1°) de suspendre l'exécution de la décision par laquelle la directrice de la maison d'arrêt de Nancy-Maxéville l'a placé à l'isolement ;

2°) d'enjoindre à la directrice de la maison d'arrêt de Nancy-Maxéville de le placer sous le régime de détention ordinaire, sous astreinte de 500 euros par jour de retard.

Vu les autres pièces du dossier.

Vu le code de justice administrative.

Le président du tribunal a désigné M. Coudert, vice-président, en application de l'article L. 511-2 du code de justice administrative pour statuer sur les demandes de référés.

Considérant ce qui suit :

1. Aux termes de l'article L. 521-1 du code de justice administrative : " Quand une décision administrative, même de rejet, fait l'objet d'une requête en annulation ou en réformation, le juge des référés, saisi d'une demande en ce sens, peut ordonner la suspension de l'exécution de cette décision, ou de certains de ses effets, lorsque l'urgence le justifie et qu'il est fait état d'un moyen propre à créer, en l'état de l'instruction, un doute sérieux quant à la légalité de la décision ". Aux termes de l'article R. 522-1 du même code : " La requête visant au prononcé de mesures d'urgence doit contenir l'exposé au moins sommaire des faits et moyens et justifier de l'urgence de l'affaire. / A peine d'irrecevabilité, les conclusions tendant à la suspension d'une décision administrative ou de certains de ses effets doivent être présentées par requête distincte de la requête à fin d'annulation ou de réformation et accompagnées d'une copie de cette dernière ". Enfin, selon l'article L. 522-3 du même code : " Lorsque la demande ne présente pas un caractère d'urgence ou lorsqu'il apparaît manifeste, au vu de la demande, que celle-ci ne relève pas de la compétence de la juridiction administrative, qu'elle est irrecevable ou qu'elle est mal fondée, le juge des référés peut la rejeter par une ordonnance motivée sans qu'il y ait lieu d'appliquer les deux premiers alinéas de l'article L. 522-1 ".

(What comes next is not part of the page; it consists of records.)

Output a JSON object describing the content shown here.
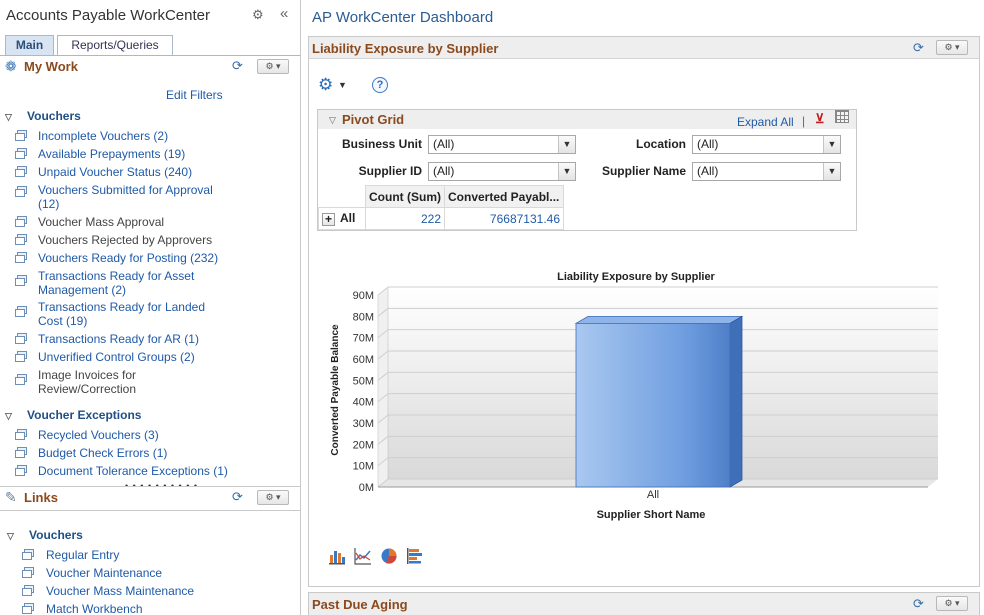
{
  "left": {
    "title": "Accounts Payable WorkCenter",
    "collapse_icon": "double-chevron-left-icon",
    "tabs": [
      {
        "label": "Main"
      },
      {
        "label": "Reports/Queries"
      }
    ],
    "my_work": {
      "title": "My Work",
      "edit_filters": "Edit Filters",
      "groups": [
        {
          "label": "Vouchers",
          "items": [
            {
              "text": "Incomplete Vouchers (2)",
              "link": true
            },
            {
              "text": "Available Prepayments (19)",
              "link": true
            },
            {
              "text": "Unpaid Voucher Status (240)",
              "link": true
            },
            {
              "text": "Vouchers Submitted for Approval (12)",
              "link": true
            },
            {
              "text": "Voucher Mass Approval",
              "link": false
            },
            {
              "text": "Vouchers Rejected by Approvers",
              "link": false
            },
            {
              "text": "Vouchers Ready for Posting (232)",
              "link": true
            },
            {
              "text": "Transactions Ready for Asset Management (2)",
              "link": true
            },
            {
              "text": "Transactions Ready for Landed Cost (19)",
              "link": true
            },
            {
              "text": "Transactions Ready for AR (1)",
              "link": true
            },
            {
              "text": "Unverified Control Groups (2)",
              "link": true
            },
            {
              "text": "Image Invoices for Review/Correction",
              "link": false
            }
          ]
        },
        {
          "label": "Voucher Exceptions",
          "items": [
            {
              "text": "Recycled Vouchers (3)",
              "link": true
            },
            {
              "text": "Budget Check Errors (1)",
              "link": true
            },
            {
              "text": "Document Tolerance Exceptions (1)",
              "link": true
            }
          ]
        }
      ]
    },
    "links": {
      "title": "Links",
      "groups": [
        {
          "label": "Vouchers",
          "items": [
            {
              "text": "Regular Entry"
            },
            {
              "text": "Voucher Maintenance"
            },
            {
              "text": "Voucher Mass Maintenance"
            },
            {
              "text": "Match Workbench"
            }
          ]
        }
      ]
    }
  },
  "dashboard": {
    "title": "AP WorkCenter Dashboard",
    "panel1": {
      "title": "Liability Exposure by Supplier",
      "pivot": {
        "title": "Pivot Grid",
        "expand_all": "Expand All",
        "separator": "|",
        "filters": [
          {
            "label": "Business Unit",
            "value": "(All)"
          },
          {
            "label": "Location",
            "value": "(All)"
          },
          {
            "label": "Supplier ID",
            "value": "(All)"
          },
          {
            "label": "Supplier Name",
            "value": "(All)"
          }
        ],
        "columns": [
          "Count (Sum)",
          "Converted Payabl..."
        ],
        "row": {
          "label": "All",
          "count": "222",
          "converted": "76687131.46"
        }
      }
    },
    "panel2": {
      "title": "Past Due Aging"
    }
  },
  "chart_data": {
    "type": "bar",
    "title": "Liability Exposure by Supplier",
    "xlabel": "Supplier Short Name",
    "ylabel": "Converted Payable Balance",
    "categories": [
      "All"
    ],
    "values": [
      76687131.46
    ],
    "ylim": [
      0,
      90000000
    ],
    "yticks": [
      "0M",
      "10M",
      "20M",
      "30M",
      "40M",
      "50M",
      "60M",
      "70M",
      "80M",
      "90M"
    ],
    "grid": true,
    "style": "3d",
    "colors": {
      "bar": "#6f9ee0",
      "bar_dark": "#3f6fb8"
    }
  },
  "colors": {
    "section_title": "#8a4a1e",
    "link": "#1f5aa8",
    "accent": "#2b6fb5"
  }
}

2. En méconnaissance des dispositions précitées du dernier alinéa de l'article R. 522-1 du code de justice administrative, M. A n'a pas joint à sa requête tendant à la suspension de la décision par laquelle la directrice de la maison d'arrêt de Nancy-Maxéville l'a placé à l'isolement une copie de sa requête tendant à l'annulation de cette décision. Par suite, sa requête est entachée d'une irrecevabilité manifeste et peut être rejetée en application de l'article L. 522-3 du code de justice administrative.

O R D O N N E :

Article 1er :La requête de M. A est rejetée.

Article 2 : La présente ordonnance sera notifiée à M. B A.

Fait à Nancy, le 10 mars 2025.

Le juge des référés,

B. Coudert

La République mande et ordonne au ministre d'Etat, garde des sceaux, ministre de la justice en ce qui le concerne ou à tous commissaires de justice à ce requis en ce qui concerne les voies de droit commun contre les parties privées, de pourvoir à l'exécution de la présente décision.